和製プランナーのダンジョンマスターサポート記
れれれの
立地の悪い雑魚ダンジョン篇
第1話
新人ダンジョンマスターであるセラフは窮地に陥っていた。
「冒険者が来ない!」
セラフは人より変生した吸血鬼である。一般的に吸血鬼と言えば日光やニンニクに弱く、蝙蝠や霧に化けられる半不死の生物だ。セラフも御多聞に漏れずその一人であった。
彼女がダンジョンマスターになったのは九ヵ月前。ただの村娘だった彼女は狼の魔物に生贄として捧げられて死亡した。
その時の恨みつらみが彼女の身体をただの死体から邪気の籠った魔物へと変容させた。
その後、右も左もわからぬ状態であったが、彼女は金色の羽を備えた神の使徒を名乗る人物にダンジョンを作るためのコアと制御装置を貰う。
どうやらセラフ自身は無自覚に神と契約していたそうで、ダンジョンマスターに就任することを条件に魔人への蘇生が叶ったのだ。
ところが、彼女は識字さえままならぬただの小娘。何も考えずに、歩いて三時間はかかる生まれ故郷の森の奥地の洞窟にダンジョンを構えてしまった。
結果、誰も来ないまま無為に時間が過ぎた。
ダンジョンマスターには『特権』、厳密に言えば物質の生成・領域内のオブジェクト配置・既存領域の改装の特殊な能力があるのだが、そんなものが無料で使えるわけでもなくDP≪ダンジョンポイント≫と呼ばれる通貨が必要で。さらには一年に一回、神への貢物として人間が領域内で生み出すDPを捧げなければならない。
新人であるセラフは稼ぎ方も分からずに右往左往、九ヵ月も無為に過ごしてしまい気づいたときには崖っぷち。首が回らない状態だったのである。
「どうすんのよこれ…」
貢物を捧げられなかった場合にはとても酷い罰が待っているらしいと件の使徒は言っていたことを覚えているセラフ。
せっかく生き返ったのにまた死んでしまうのは嫌だと必死に打開策を考えるが、悲しいかな教育など受けていない村人にそのようなものが浮かぶわけもなく。一人ごちる。
「終わりよ…」
頭を抱え、フロアが二つしかないダンジョンの自室で蹲るセラフ。
その時、ダンジョン内に侵入者が現れた警告音が鳴る。セラフはバッと大の字になって飛び上がり、自室のダンジョン内を監視できる映像機器を見る。

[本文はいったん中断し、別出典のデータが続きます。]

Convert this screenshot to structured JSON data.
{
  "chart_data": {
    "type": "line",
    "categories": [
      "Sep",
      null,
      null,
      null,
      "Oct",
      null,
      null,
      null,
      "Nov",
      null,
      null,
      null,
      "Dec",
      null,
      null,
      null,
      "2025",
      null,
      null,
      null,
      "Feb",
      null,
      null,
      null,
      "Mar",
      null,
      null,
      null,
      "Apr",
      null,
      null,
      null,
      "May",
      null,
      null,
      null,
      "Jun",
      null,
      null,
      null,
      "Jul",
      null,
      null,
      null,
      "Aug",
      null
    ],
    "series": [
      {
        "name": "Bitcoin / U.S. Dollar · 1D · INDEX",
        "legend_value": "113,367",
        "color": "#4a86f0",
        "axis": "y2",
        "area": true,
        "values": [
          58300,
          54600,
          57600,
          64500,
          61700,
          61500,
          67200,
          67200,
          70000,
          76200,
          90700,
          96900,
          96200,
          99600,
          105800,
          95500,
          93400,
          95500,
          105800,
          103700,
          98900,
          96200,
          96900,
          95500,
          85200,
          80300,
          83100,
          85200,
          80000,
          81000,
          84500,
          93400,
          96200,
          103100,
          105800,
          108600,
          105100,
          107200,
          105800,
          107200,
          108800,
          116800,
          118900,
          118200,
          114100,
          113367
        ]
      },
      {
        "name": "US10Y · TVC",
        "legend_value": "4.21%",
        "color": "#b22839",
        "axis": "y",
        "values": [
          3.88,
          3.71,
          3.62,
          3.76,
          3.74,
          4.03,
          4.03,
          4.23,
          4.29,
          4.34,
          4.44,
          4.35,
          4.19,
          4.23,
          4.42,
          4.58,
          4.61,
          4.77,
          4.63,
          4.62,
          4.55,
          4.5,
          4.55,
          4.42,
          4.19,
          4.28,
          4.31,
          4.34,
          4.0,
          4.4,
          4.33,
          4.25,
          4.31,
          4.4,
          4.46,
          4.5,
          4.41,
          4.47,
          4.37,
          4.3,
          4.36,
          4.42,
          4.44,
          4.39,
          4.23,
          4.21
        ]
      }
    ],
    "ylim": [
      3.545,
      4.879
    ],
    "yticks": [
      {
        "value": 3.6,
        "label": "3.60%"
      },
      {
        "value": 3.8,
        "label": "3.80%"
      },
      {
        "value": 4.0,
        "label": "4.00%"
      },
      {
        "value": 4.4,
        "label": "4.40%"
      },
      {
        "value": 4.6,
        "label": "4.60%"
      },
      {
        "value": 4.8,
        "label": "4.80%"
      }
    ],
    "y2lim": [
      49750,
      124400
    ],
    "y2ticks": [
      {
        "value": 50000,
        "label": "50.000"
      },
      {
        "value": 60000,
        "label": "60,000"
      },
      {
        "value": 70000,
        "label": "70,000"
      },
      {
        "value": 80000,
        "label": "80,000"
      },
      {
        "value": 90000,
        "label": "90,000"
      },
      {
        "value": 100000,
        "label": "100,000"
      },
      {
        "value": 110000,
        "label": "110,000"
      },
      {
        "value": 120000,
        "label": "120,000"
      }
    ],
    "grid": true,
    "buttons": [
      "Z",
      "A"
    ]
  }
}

そこには人間が古ぼけたダンジョンの一室で突っ立っていた。
髪は黒、彼女が見たこともない上等な服を着こなしており目鼻立ちの整った男性だ。
異質だ、馬鹿のセラフでも分かる。あの異質っぷりは神の関係者に違いない。セラフは急いで映像装置の音声機能をオンにした。
万が一ただの変人だった場合は餌にしよう。そう思い、声を出す。
「人間、貴様何者だ」
すると、男はホッとしたように張り付いた笑顔を浮かべ。
「神からの契約によりアナタ様のサポートをするべく派遣されてきた『袷≪あわせ≫』と申します」
セラフは生き返った時ぶりに神に感謝を捧げた。